2501 began painting at the age of 14 in his hometown of Milan. After living in São Paulo, Brazil, where he came in contact with the school of South American graffiti, the artist began experimenting with a range of techniques and materials, combining painting on canvas, mural painting, sculpture, installation, photography, video, and documentary. The Milanese artist’s style is distinct from that of other artists for his sinuous and overwhelming wavy lines that invade the work surface, transforming it and giving it a feeling of movement and three-dimensionality. The work becomes hypnotic, capable of activating the imagination and the interpretation of the observer, conjuring images and possible visions. In order to create this effect, 2501 focuses on the simple chromatic pairing of black and white, at times embellished by the color gold.
The solo show at Wunderkammern was the final part in a trilogy of exhibitions developed for the project Nomadic experiment, after those in Miami and Los Angeles. The reflection of the artist for this project began with the condition that characterizes our contemporaneity, always “on the brink of disaster” as it is articulated by fast, frenetic, fleeting times, which induce a constant mutation of our way of life. The artist indulges this condition by moving, exploring, experimenting new forms, materials, and ideas. The practice of nomadism implies a continuous wandering, briefly adapting to the places traveled before departing once again towards unknown lands. There are no spatial or temporal limitations, nor roadblocks or constraints: 2051’s production of images follows the geographical, but also mental and emotional, meandering of the artist.

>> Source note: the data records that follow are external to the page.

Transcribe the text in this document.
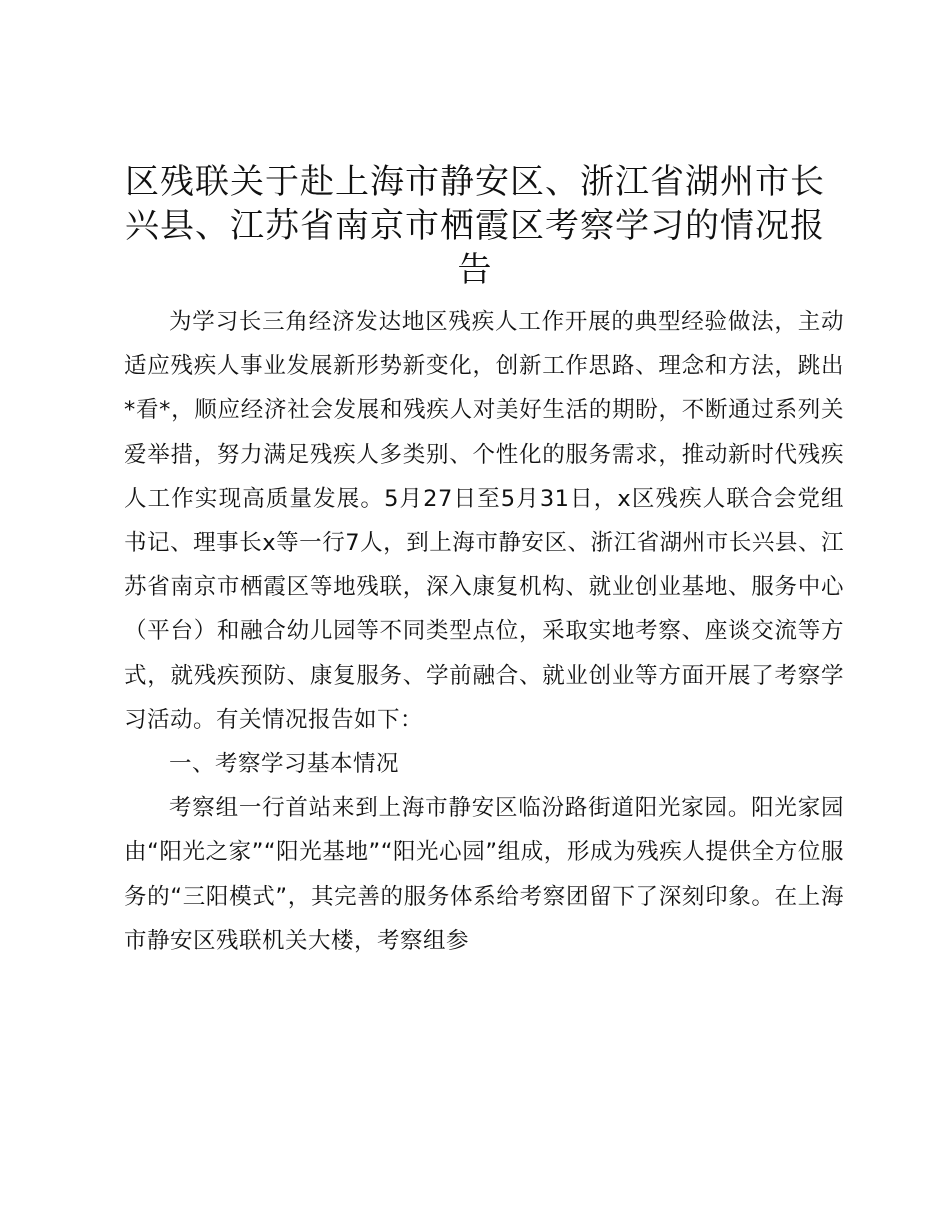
区残联关于赴上海市静安区、浙江省湖州市长
兴县、江苏省南京市栖霞区考察学习的情况报
告

为学习长三角经济发达地区残疾人工作开展的典型经验做法，主动适应残疾人事业发展新形势新变化，创新工作思路、理念和方法，跳出*看*，顺应经济社会发展和残疾人对美好生活的期盼，不断通过系列关爱举措，努力满足残疾人多类别、个性化的服务需求，推动新时代残疾人工作实现高质量发展。5月27日至5月31日，x区残疾人联合会党组书记、理事长x等一行7人，到上海市静安区、浙江省湖州市长兴县、江苏省南京市栖霞区等地残联，深入康复机构、就业创业基地、服务中心（平台）和融合幼儿园等不同类型点位，采取实地考察、座谈交流等方式，就残疾预防、康复服务、学前融合、就业创业等方面开展了考察学习活动。有关情况报告如下：

一、考察学习基本情况

考察组一行首站来到上海市静安区临汾路街道阳光家园。阳光家园由“阳光之家”“阳光基地”“阳光心园”组成，形成为残疾人提供全方位服务的“三阳模式”，其完善的服务体系给考察团留下了深刻印象。在上海市静安区残联机关大楼，考察组参
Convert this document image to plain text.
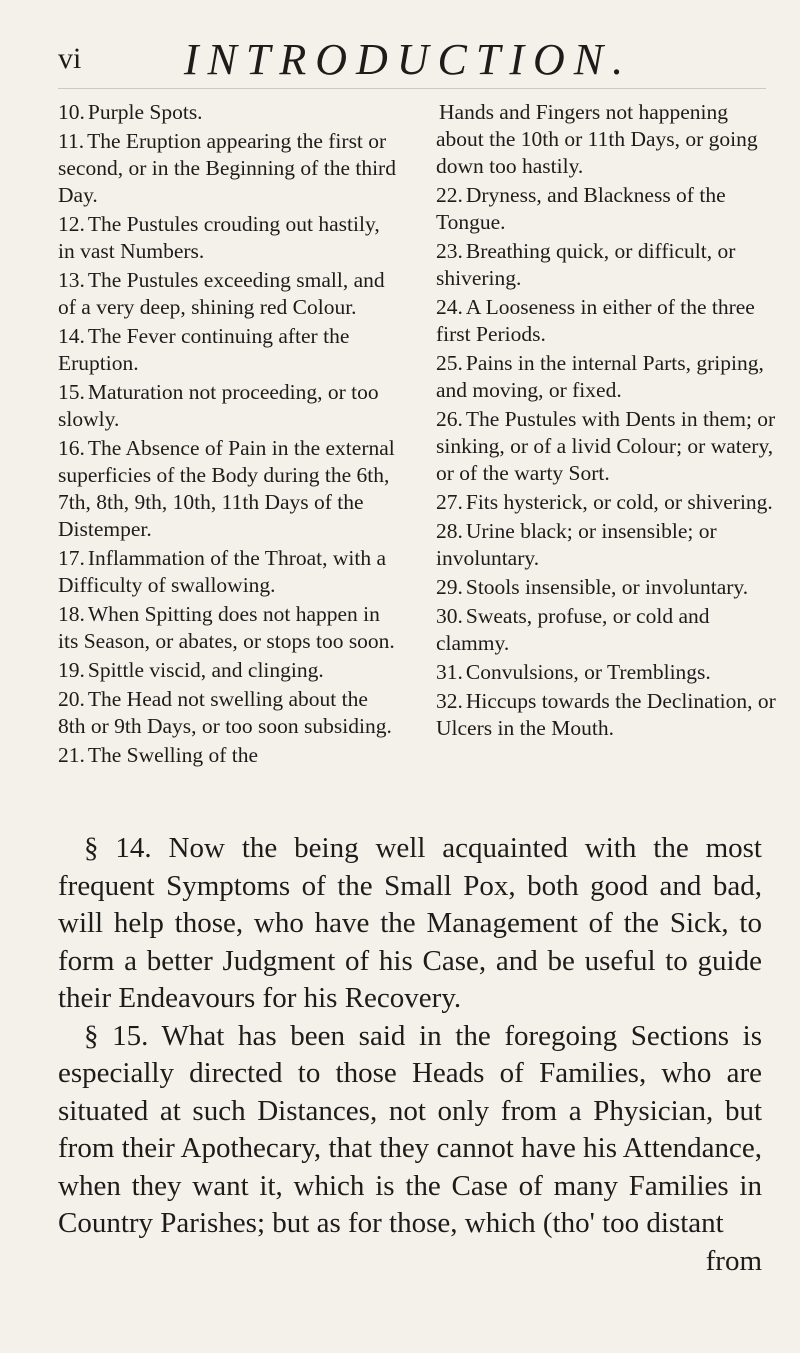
vi	INTRODUCTION.
10. Purple Spots.
11. The Eruption appearing the first or second, or in the Beginning of the third Day.
12. The Pustules crouding out hastily, in vast Numbers.
13. The Pustules exceeding small, and of a very deep, shining red Colour.
14. The Fever continuing after the Eruption.
15. Maturation not proceeding, or too slowly.
16. The Absence of Pain in the external superficies of the Body during the 6th, 7th, 8th, 9th, 10th, 11th Days of the Distemper.
17. Inflammation of the Throat, with a Difficulty of swallowing.
18. When Spitting does not happen in its Season, or abates, or stops too soon.
19. Spittle viscid, and clinging.
20. The Head not swelling about the 8th or 9th Days, or too soon subsiding.
21. The Swelling of the
Hands and Fingers not happening about the 10th or 11th Days, or going down too hastily.
22. Dryness, and Blackness of the Tongue.
23. Breathing quick, or difficult, or shivering.
24. A Looseness in either of the three first Periods.
25. Pains in the internal Parts, griping, and moving, or fixed.
26. The Pustules with Dents in them; or sinking, or of a livid Colour; or watery, or of the warty Sort.
27. Fits hysterick, or cold, or shivering.
28. Urine black; or insensible; or involuntary.
29. Stools insensible, or involuntary.
30. Sweats, profuse, or cold and clammy.
31. Convulsions, or Tremblings.
32. Hiccups towards the Declination, or Ulcers in the Mouth.

§ 14. Now the being well acquainted with the most frequent Symptoms of the Small Pox, both good and bad, will help those, who have the Management of the Sick, to form a better Judgment of his Case, and be useful to guide their Endeavours for his Recovery.

§ 15. What has been said in the foregoing Sections is especially directed to those Heads of Families, who are situated at such Distances, not only from a Physician, but from their Apothecary, that they cannot have his Attendance, when they want it, which is the Case of many Families in Country Parishes; but as for those, which (tho' too distant

from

The show Nomadic experiment – on the brink of disaster was arranged as an aesthetic exploration which could be experienced on many levels, in relation to the architectural space of the gallery and to the diversified production of the artist. On the ground floor 2501 presented brand new works created using various techniques and materials: paintings on wood, canvas and paper, ceramic installations, and photographs. In addition, the “shreds” were on display – fragments of material, painting and plaster, taken from interior and exterior walls on which the artist worked. On the lower level, 2501 exhibited two videos and “The Machine”, a mechanized installation with which the observers could interact, thus becoming participants in the artistic narration.
For Nomadic experiment – on the brink of disaster, 2501 created a large exterior mural in the public space. Furthermore, in February 2015 the Milanese artist finished the public installation Axonometry of the circle (Istituto Manzi – Via de Magistris 15) for the Wunderkammern project Light Up Torpigna! The critical essay for the solo show at the gallery was curated by Nina Bassoli and G. Matta.
Nomadic experiment – on the brink of disaster was the concluding exhibition of Wunderkammern’s artistic project Limitless, after the solo shows by the artists Sam3 (Spain), L’Atlas (France), Sten Lex (Italy) and Alexey Luka (Russia). Limitless explored the concept of limitation in its possible shapes and manifestations, designating Art as the preferred means of overcoming barriers that we are subjected to on a daily basis, and for reflecting on limitless reality.